この記事は、2022年7月19日に三菱UFJ国際投信で公開された投資環境ウィークリーを一部編集し、転載したものです。全体をご覧になりたい方は、こちらをご覧ください。加えて、デイリーレポートについては、mattoco lifeをご覧ください。
企業物価高騰が続く
2022年6月国内企業物価は前年比+9.2%(2022年5月:+9.3%)と小幅に鈍化しました。ただし、前月比では+0.7%(同+0.1%)と19カ月連続で上昇、企業物価は高水準で推移しています(図1)。
国際商品市況高や急速なドル高円安を背景に輸入物価が高騰する中、品目別では石油・石炭製品や化学製品、電力・都市ガス・水道、鉄鋼など幅広く上昇しました。
全体的には木材・木製品や鉄鋼など素材品目が高止まる一方、生産用機器や電気機器など機械品目は小幅な上昇にとどまる状況は不変です。
足元の商品市況は世界経済減速への懸念等で一旦落ち着きつつありますが、ウクライナ侵攻に伴う対ロシア制裁やドル高円安は長期化しており、当面は物価高が続くとみます。
国内外の機械受注は底堅い
2022年5月機械受注統計が公表され、民間設備投資の先行指標となる民需(船舶、電力除く)は前月比▲5.6%(4月:+10.8%)と減少しました(図2)。
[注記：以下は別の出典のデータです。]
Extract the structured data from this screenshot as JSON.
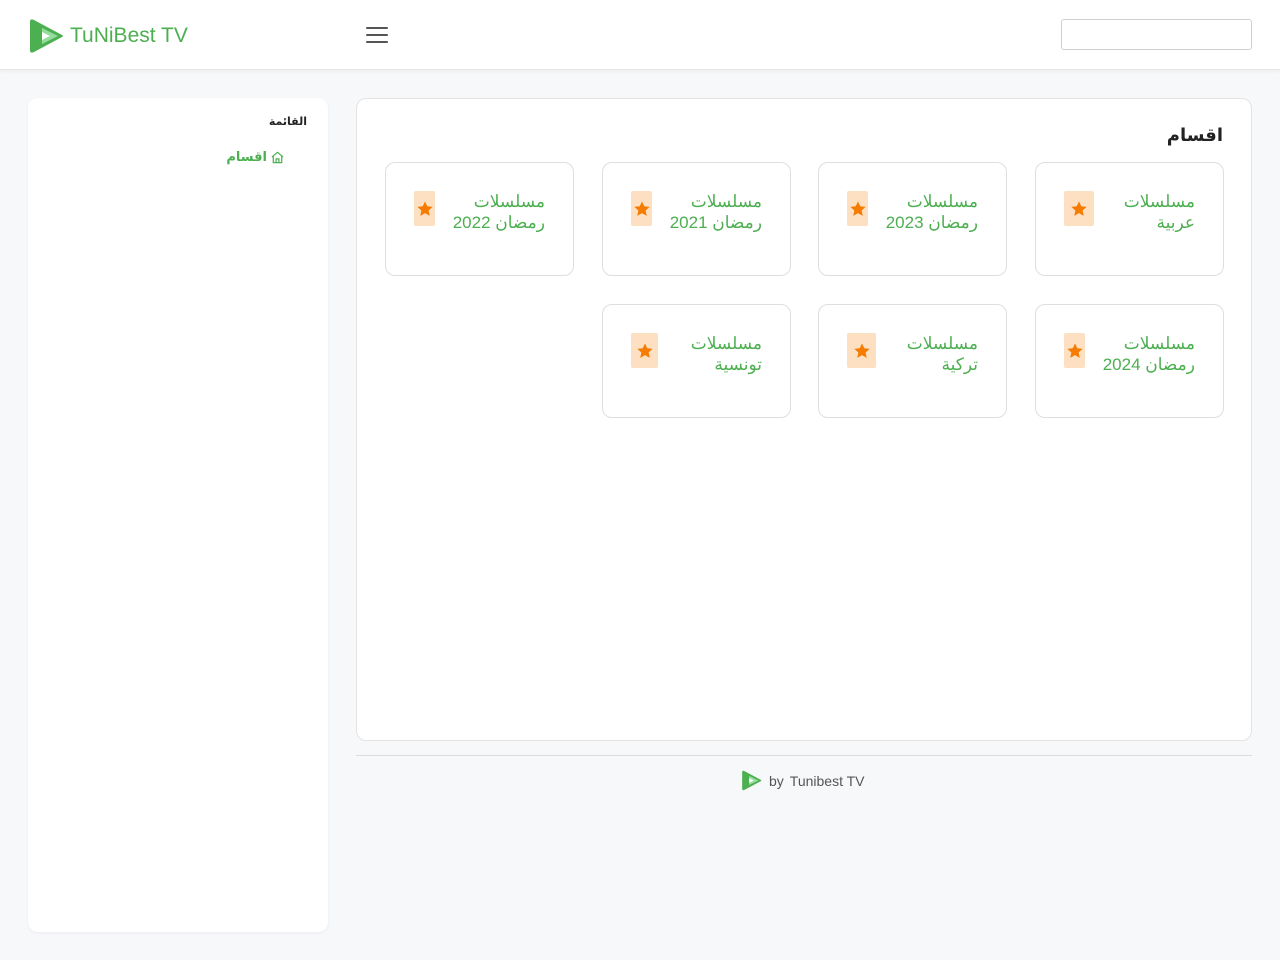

2022年4~5月平均は2022年1~3月比+8.8%と上回り、内閣府の基調判断は「持ち直しの動きがみられる」に据え置かれました。製造業が同+9.1%と情報通信機械やはん用・生産用機械等が好調で、非製造業も同+8.4%と建設業や卸売・小売業等で持ち直しの動きが見られます。
海外需要は前月比▲2.4%(同+52.1%)と反動減も、2022年1~3月比+34.0%と増勢を維持しました。電子・通信機械や産業機械、輸送機械など海外の設備投資需要は堅調です。
2022年6月調査の日銀短観では今年度の強気な設備投資計画が示され、当面の機械受注も底堅く推移するとみます。ただし、ウクライナ侵攻や海外経済減速等で下振れる可能性には注意が必要です。
日銀は金融政策を据え置きへ
先週の日経平均株価は前週比1.0%上昇しました。参議院選で連立与党が勝利し、国政選挙のない黄金の3年間を迎える岸田政権への期待が高まりました。ドル高円安に伴う輸出企業の採算改善期待も材料視されました。
もっとも、世界経済減速やコスト高の懸念は拭えず、アナリストによる業績予想の変化を表すリビジョン・インデックスはマイナス圏にあり、業績不安が上値を重くする可能性があります(図3)。
今週は2022年7月20~21日に日銀の政策決定会合が控え、資源高騰や海外経済減速など景気下押しリスクが残る中で金融政策の据え置きが予想されます。
同会合では2022年9月末に期限を迎える新型コロナ対応の中小企業等向け資金繰り支援策の延長有無が焦点になりそうです。四半期公表の展望レポートでは物価上昇の持続性に対する政策委員の見通しが注目されます。